I can understand that because you are not the first college professor I've interacted with. You had one chance to say something and yet you left it as an afterthought. That is the proof of your bias as a professional academic. Instead you have made an excuse that somehow your bias is inscrutable and are covering it up with more pedantry. The neoliberalization of academia extends to the attitudes of its people who reproduce its culture and clearly you are behaving consistently with that. Bear in mind, as a professor or instructor you are much more likely to hold these unchallenged biases because people like myself who have been through the process of advanced academia at elite Western universities yet come to reject the system are not likely to be interacting with you within the system any more, so you are literally not receiving certain information.

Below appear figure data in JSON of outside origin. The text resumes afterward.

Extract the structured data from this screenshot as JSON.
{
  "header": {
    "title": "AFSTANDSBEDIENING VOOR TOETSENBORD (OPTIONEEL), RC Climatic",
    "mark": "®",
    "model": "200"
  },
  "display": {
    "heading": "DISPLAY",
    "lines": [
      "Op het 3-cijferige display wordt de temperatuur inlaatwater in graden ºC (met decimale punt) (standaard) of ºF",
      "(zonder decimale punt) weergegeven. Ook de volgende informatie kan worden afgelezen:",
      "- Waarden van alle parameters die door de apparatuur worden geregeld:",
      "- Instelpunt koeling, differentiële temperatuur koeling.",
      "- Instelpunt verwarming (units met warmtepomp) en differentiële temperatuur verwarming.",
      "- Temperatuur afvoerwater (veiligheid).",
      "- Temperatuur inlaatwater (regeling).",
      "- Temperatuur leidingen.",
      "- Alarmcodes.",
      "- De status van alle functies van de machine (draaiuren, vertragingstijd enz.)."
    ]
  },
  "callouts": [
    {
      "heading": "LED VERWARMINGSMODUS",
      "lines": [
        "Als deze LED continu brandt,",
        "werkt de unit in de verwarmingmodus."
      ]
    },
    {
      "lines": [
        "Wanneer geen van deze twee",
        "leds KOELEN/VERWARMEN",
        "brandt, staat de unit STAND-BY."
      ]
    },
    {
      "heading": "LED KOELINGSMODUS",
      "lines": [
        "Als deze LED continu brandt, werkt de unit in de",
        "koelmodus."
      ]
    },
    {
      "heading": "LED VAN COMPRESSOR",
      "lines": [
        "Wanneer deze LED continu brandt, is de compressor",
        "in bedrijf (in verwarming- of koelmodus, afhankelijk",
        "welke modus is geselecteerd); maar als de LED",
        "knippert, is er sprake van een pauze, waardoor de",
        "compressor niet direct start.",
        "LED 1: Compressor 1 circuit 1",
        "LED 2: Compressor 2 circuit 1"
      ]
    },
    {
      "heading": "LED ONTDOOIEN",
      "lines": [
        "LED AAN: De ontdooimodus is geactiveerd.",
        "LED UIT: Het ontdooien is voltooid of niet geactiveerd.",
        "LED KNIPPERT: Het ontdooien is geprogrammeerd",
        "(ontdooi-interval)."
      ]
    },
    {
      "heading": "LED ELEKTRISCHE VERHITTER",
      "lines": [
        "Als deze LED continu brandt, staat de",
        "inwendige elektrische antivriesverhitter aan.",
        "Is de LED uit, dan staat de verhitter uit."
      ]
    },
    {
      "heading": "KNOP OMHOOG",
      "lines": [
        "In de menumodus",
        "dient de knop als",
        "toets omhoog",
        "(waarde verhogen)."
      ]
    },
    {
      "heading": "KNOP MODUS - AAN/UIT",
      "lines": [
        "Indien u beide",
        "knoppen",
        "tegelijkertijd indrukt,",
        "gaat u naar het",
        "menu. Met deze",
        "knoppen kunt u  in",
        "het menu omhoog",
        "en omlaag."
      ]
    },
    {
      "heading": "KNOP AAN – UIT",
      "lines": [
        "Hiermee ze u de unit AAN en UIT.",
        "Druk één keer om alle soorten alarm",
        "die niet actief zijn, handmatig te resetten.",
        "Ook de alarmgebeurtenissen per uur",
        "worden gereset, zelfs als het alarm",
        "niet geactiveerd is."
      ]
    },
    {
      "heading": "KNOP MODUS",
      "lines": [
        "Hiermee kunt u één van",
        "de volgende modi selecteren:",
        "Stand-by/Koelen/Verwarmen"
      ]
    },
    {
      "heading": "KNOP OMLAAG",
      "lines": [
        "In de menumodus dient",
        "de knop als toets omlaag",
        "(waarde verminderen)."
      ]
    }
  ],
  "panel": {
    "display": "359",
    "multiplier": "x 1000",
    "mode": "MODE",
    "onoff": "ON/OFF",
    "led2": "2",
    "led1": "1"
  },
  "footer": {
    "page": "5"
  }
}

And rather than reiterate, I shall elaborate on my original remark: you had stated "students are not used to doing the necessary work". You want a "system that prevents cheating" which is again full of backwards presuppositions and implicitly value laden dependency on a narrow-minded perspective. What you don't realize is how loaded such statements are, you had zero problem making those utterances. You might as well be a 60 year old centrist Boomer to say something like that so casually. It is completely oblivious to contemporary social problems. You surely have seen how racists and misogynists behave when they unwittingly say things that reveal their casual bigotry? So, I can know your mind, which is that of a typical professoriate who doesn't stay in their lane when their sociology, education, and related departments actually have something to truthful to offer in understanding this issue--the neoliberalizatiom of academia--while you are just talking out your prejudiced ass.
Finally, that other commenter said it a lot better than you. That's why I was replying to them and not you.